What is the role of the media in fighting corruption?
Because corruption in Thailand is extremely pervasive, we need better ways to get information out. The media is crucial in terms of doing investigative news, and also in not honoring well-known corrupt figures. We know well-known corrupt officials who can still somehow go to social functions and people shake their hands and wai them. This has to stop. Social sanction is crucial to instil the sense, especially in the younger generations, that there are certain kinds of people we don’t want to honor. As long as the media still pays homage to corrupt politicians and to corrupt figures, it’s not going to change.
Can you talk about the potential of the internet in terms of exposing corruption?

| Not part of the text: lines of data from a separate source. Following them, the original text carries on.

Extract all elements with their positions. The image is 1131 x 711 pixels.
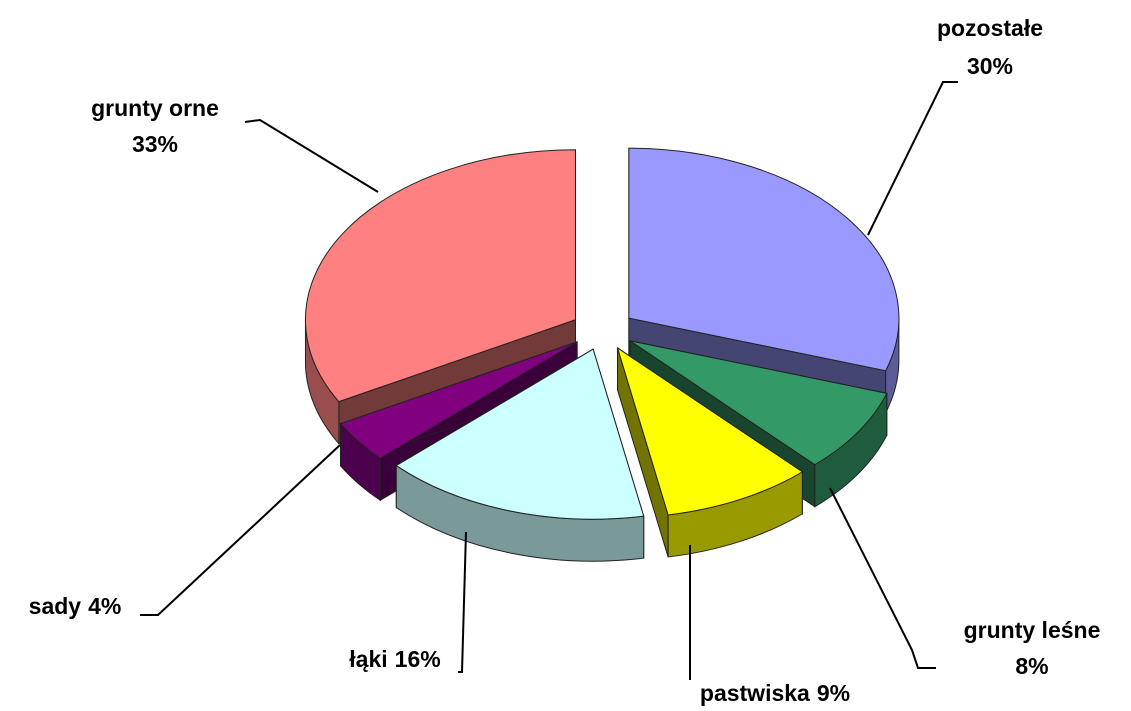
category-label: grunty orne (91, 95, 219, 121)
value-label: 16% (395, 646, 441, 672)
value-label: 4% (88, 593, 121, 619)
data-label: łąki 16% (349, 646, 440, 672)
category-label: pozostałe (937, 15, 1043, 41)
category-label: pastwiska (700, 680, 810, 706)
leader-line (458, 531, 467, 673)
category-label: grunty leśne (964, 617, 1101, 643)
slice (304, 149, 576, 403)
slice (395, 348, 645, 520)
value-label: 33% (132, 131, 178, 157)
category-label: sady (29, 593, 82, 619)
slice (339, 341, 578, 459)
leader-lines (140, 81, 958, 680)
leader-line (140, 444, 341, 616)
leader-line (829, 487, 936, 669)
leader-line (867, 81, 958, 236)
slice (616, 346, 804, 516)
category-label: łąki (349, 646, 387, 672)
slice (616, 346, 804, 558)
value-label: 30% (967, 53, 1013, 79)
data-labels: pozostałe 30% grunty leśne 8% pastwiska 9… (29, 15, 1101, 706)
data-label: sady 4% (29, 593, 122, 619)
leader-line (244, 118, 379, 193)
slice (628, 147, 900, 372)
value-label: 8% (1015, 653, 1048, 679)
slice (395, 348, 645, 562)
slice (629, 340, 888, 466)
value-label: 9% (817, 680, 850, 706)
pie (304, 147, 900, 562)
data-label: pastwiska 9% (700, 680, 850, 706)
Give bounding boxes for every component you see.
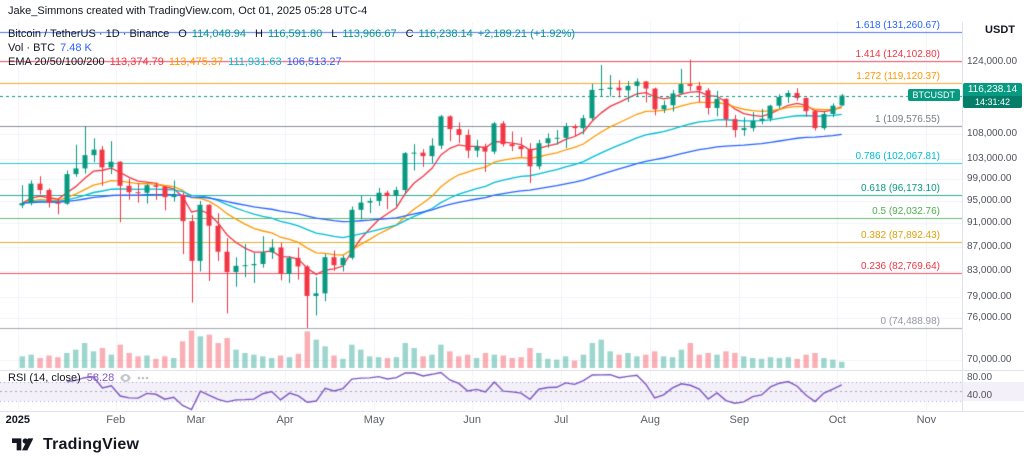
fib-level-label[interactable]: 0.786 (102,067.81): [855, 151, 940, 163]
tradingview-logo-icon: [12, 438, 34, 451]
ema-label: EMA 20/50/100/200: [8, 56, 105, 68]
price-tick-label: 95,000.00: [967, 194, 1012, 206]
time-axis-label: 2025: [5, 414, 31, 426]
price-tick-label: 79,000.00: [967, 291, 1012, 303]
price-tick-label: 91,000.00: [967, 217, 1012, 229]
bar-close-countdown: 14:31:42: [963, 95, 1022, 108]
price-tick-label: 103,000.00: [967, 152, 1018, 164]
last-price-axis-badge: 116,238.14 14:31:42: [963, 82, 1022, 108]
time-axis-label: Apr: [276, 414, 294, 426]
tradingview-logo-link[interactable]: TradingView: [12, 435, 139, 455]
chart-legend: Bitcoin / TetherUS · 1D · Binance O 114,0…: [8, 27, 575, 69]
fib-level-label[interactable]: 1.618 (131,260.67): [855, 20, 940, 31]
rsi-tick-label: 80.00: [967, 371, 993, 383]
fib-level-label[interactable]: 1 (109,576.55): [874, 114, 940, 126]
rsi-legend-row[interactable]: RSI (14, close) 58.28: [8, 372, 149, 384]
fib-level-label[interactable]: 0.618 (96,173.10): [861, 182, 940, 194]
symbol-title[interactable]: Bitcoin / TetherUS · 1D · Binance: [8, 28, 170, 40]
time-axis-separator: [0, 411, 1024, 412]
volume-label: Vol · BTC: [8, 42, 56, 54]
time-axis-label: Feb: [106, 414, 126, 426]
ema20-value: 113,374.79: [109, 56, 164, 68]
symbol-legend-row[interactable]: Bitcoin / TetherUS · 1D · Binance O 114,0…: [8, 27, 575, 41]
last-price-value: 116,238.14: [967, 83, 1018, 95]
open-value: 114,048.94: [191, 28, 247, 40]
visibility-eye-icon[interactable]: [120, 374, 132, 382]
rsi-label: RSI (14, close): [8, 372, 81, 384]
volume-value: 7.48 K: [60, 42, 92, 54]
price-tick-label: 70,000.00: [967, 354, 1012, 366]
close-value: 116,238.14: [418, 28, 473, 40]
fib-level-label[interactable]: 0.5 (92,032.76): [872, 205, 940, 217]
last-price-symbol-badge: BTCUSDT: [907, 88, 960, 101]
more-options-icon[interactable]: [137, 376, 149, 380]
price-tick-label: 99,000.00: [967, 173, 1012, 185]
ema200-value: 106,513.27: [286, 56, 342, 68]
fib-level-label[interactable]: 1.272 (119,120.37): [856, 70, 940, 82]
time-axis-label: Nov: [916, 414, 937, 426]
pane-separator[interactable]: [0, 370, 1024, 371]
rsi-tick-label: 40.00: [967, 390, 993, 402]
rsi-value: 58.28: [86, 372, 115, 384]
time-axis-label: Aug: [640, 414, 661, 426]
time-axis-label: Mar: [186, 414, 206, 426]
time-axis-label: Jun: [463, 414, 481, 426]
price-tick-label: 76,000.00: [967, 311, 1012, 323]
volume-legend-row[interactable]: Vol · BTC 7.48 K: [8, 41, 575, 55]
time-axis-label: May: [363, 414, 385, 426]
change-value: +2,189.21 (+1.92%): [477, 28, 576, 40]
ema-legend-row[interactable]: EMA 20/50/100/200 113,374.79 113,475.37 …: [8, 55, 575, 69]
ema50-value: 113,475.37: [168, 56, 224, 68]
fib-level-label[interactable]: 0.382 (87,892.43): [861, 229, 940, 241]
open-label: O: [178, 28, 187, 40]
time-axis-label: Jul: [554, 414, 569, 426]
high-value: 116,591.80: [267, 28, 323, 40]
attribution-text: Jake_Simmons created with TradingView.co…: [8, 5, 368, 17]
high-label: H: [255, 28, 263, 40]
low-label: L: [331, 28, 338, 40]
fib-level-label[interactable]: 1.414 (124,102.80): [855, 49, 940, 61]
price-axis-unit: USDT: [985, 24, 1015, 36]
price-tick-label: 83,000.00: [967, 265, 1012, 277]
price-axis-separator[interactable]: [962, 22, 963, 411]
price-tick-label: 124,000.00: [967, 55, 1018, 67]
fib-level-label[interactable]: 0 (74,488.98): [880, 316, 941, 327]
fib-level-label[interactable]: 0.236 (82,769.64): [861, 260, 940, 272]
tradingview-brand-text: TradingView: [43, 436, 140, 453]
close-label: C: [405, 28, 414, 40]
price-tick-label: 87,000.00: [967, 240, 1012, 252]
price-chart-canvas[interactable]: [0, 22, 962, 412]
ema100-value: 111,931.63: [228, 56, 282, 68]
low-value: 113,966.67: [342, 28, 397, 40]
price-tick-label: 108,000.00: [967, 127, 1018, 139]
time-axis-label: Sep: [729, 414, 750, 426]
time-axis-label: Oct: [828, 414, 846, 426]
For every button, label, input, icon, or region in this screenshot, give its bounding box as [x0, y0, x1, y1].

The internet is a great platform because anonymity is important. A lot of people who have sensitive critical information naturally don’t want their identity exposed. The internet by nature protects your anonymity quite well, even though in Thailand we have very bad laws that can destroy that very quickly. The question then is how to make those people feel safe enough to volunteer information. How to pick out that kind of information and make it as effective as possible. So this goes back to the role of journalists. More journalists have to look at the internet as a place where they can do their job.
What other anti-corruption initiatives need to happen?
The anti-corruption initiatives from the private sector need a lot more resources commited to them in order to move them forward and not be just for show. They need to commit resources to establishing hotline centres where people can call in. They need a real mechanism to make people feel that it’s trustworthy and reliable. They can help push for better disclosure. They can help push for real standards on CSR—the real kind of CSR that includes anti-corruption as one of the key items. They can push for witness protection laws.
What are some myths about corruption?
The real myth is that we cannot do anything about it. If you look at the history of other countries, nobody has gone from an under-developed country to a more developed country without fighting corruption.